To assist in following the World Cup Finals, now consuming South Africa:
- World Cup finals will debut a new and controversial ball.
- Each finals game is to be accompanied by swarms of tuneless plastic trumpets.
- Commentators, if English-speaking, must mention Maradona’s ‘hand of God’ goal from last century.
- The hosts of World Cup finals will play better than their world ranking will suggest.
- The favourite team of the finals will have an attacking focus, the winning team will have a defensive formation. (This law enacted in the mid-1970s.)

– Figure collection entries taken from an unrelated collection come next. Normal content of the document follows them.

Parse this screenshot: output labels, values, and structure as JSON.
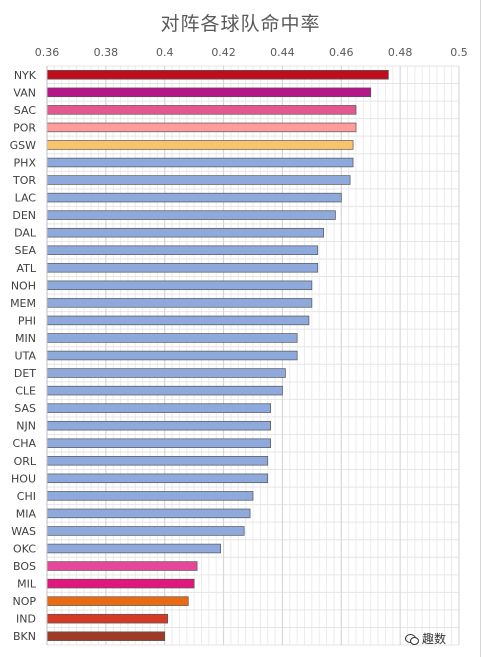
{
  "chart_data": {
    "type": "bar",
    "orientation": "horizontal",
    "title": "对阵各球队命中率",
    "xlabel": "",
    "ylabel": "",
    "xlim": [
      0.36,
      0.5
    ],
    "xticks": [
      "0.36",
      "0.38",
      "0.4",
      "0.42",
      "0.44",
      "0.46",
      "0.48",
      "0.5"
    ],
    "xtick_values": [
      0.36,
      0.38,
      0.4,
      0.42,
      0.44,
      0.46,
      0.48,
      0.5
    ],
    "grid": true,
    "x_axis_position": "top",
    "categories": [
      "NYK",
      "VAN",
      "SAC",
      "POR",
      "GSW",
      "PHX",
      "TOR",
      "LAC",
      "DEN",
      "DAL",
      "SEA",
      "ATL",
      "NOH",
      "MEM",
      "PHI",
      "MIN",
      "UTA",
      "DET",
      "CLE",
      "SAS",
      "NJN",
      "CHA",
      "ORL",
      "HOU",
      "CHI",
      "MIA",
      "WAS",
      "OKC",
      "BOS",
      "MIL",
      "NOP",
      "IND",
      "BKN"
    ],
    "values": [
      0.476,
      0.47,
      0.465,
      0.465,
      0.464,
      0.464,
      0.463,
      0.46,
      0.458,
      0.454,
      0.452,
      0.452,
      0.45,
      0.45,
      0.449,
      0.445,
      0.445,
      0.441,
      0.44,
      0.436,
      0.436,
      0.436,
      0.435,
      0.435,
      0.43,
      0.429,
      0.427,
      0.419,
      0.411,
      0.41,
      0.408,
      0.401,
      0.4
    ],
    "bar_colors": [
      "#c00d1e",
      "#b5178a",
      "#e3588f",
      "#ff9c9c",
      "#f7c46c",
      "#8ea9db",
      "#8ea9db",
      "#8ea9db",
      "#8ea9db",
      "#8ea9db",
      "#8ea9db",
      "#8ea9db",
      "#8ea9db",
      "#8ea9db",
      "#8ea9db",
      "#8ea9db",
      "#8ea9db",
      "#8ea9db",
      "#8ea9db",
      "#8ea9db",
      "#8ea9db",
      "#8ea9db",
      "#8ea9db",
      "#8ea9db",
      "#8ea9db",
      "#8ea9db",
      "#8ea9db",
      "#8ea9db",
      "#e6479a",
      "#e0177d",
      "#ea6a13",
      "#d63a26",
      "#9e3a25"
    ]
  },
  "watermark": {
    "text": "趣数",
    "icon": "wechat-icon"
  },
  "colors": {
    "bar_stroke": "#555555",
    "grid": "#e6e6e6",
    "axis_text": "#595959"
  }
}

- Football being a professional sport, a number of experts will tally the worth (so-called) of teams such as Argentina, Spain and Italy. No one will bother to do this for Australia.
- There will be at least one tear-filled red-card/yellow-card tragedy: a player booked will recognise that he is thereby ineligible for the next match.
- England will dream of 1966, but experience the same tabloid headlines as usual (‘Shame’, ‘Cup empty again’, ‘England expects … heads to roll’, etc).
- Semi-finals will produce better football than the final.
- Though players will constantly claim a throw-in or corner kick when not warranted, they will still fume in outrage when an important decision goes against them. It’s not hypocrisy, it’s a failure of refereeing.
- Lasting images will be of exquisite skill and of the beautiful game showing off its best moments.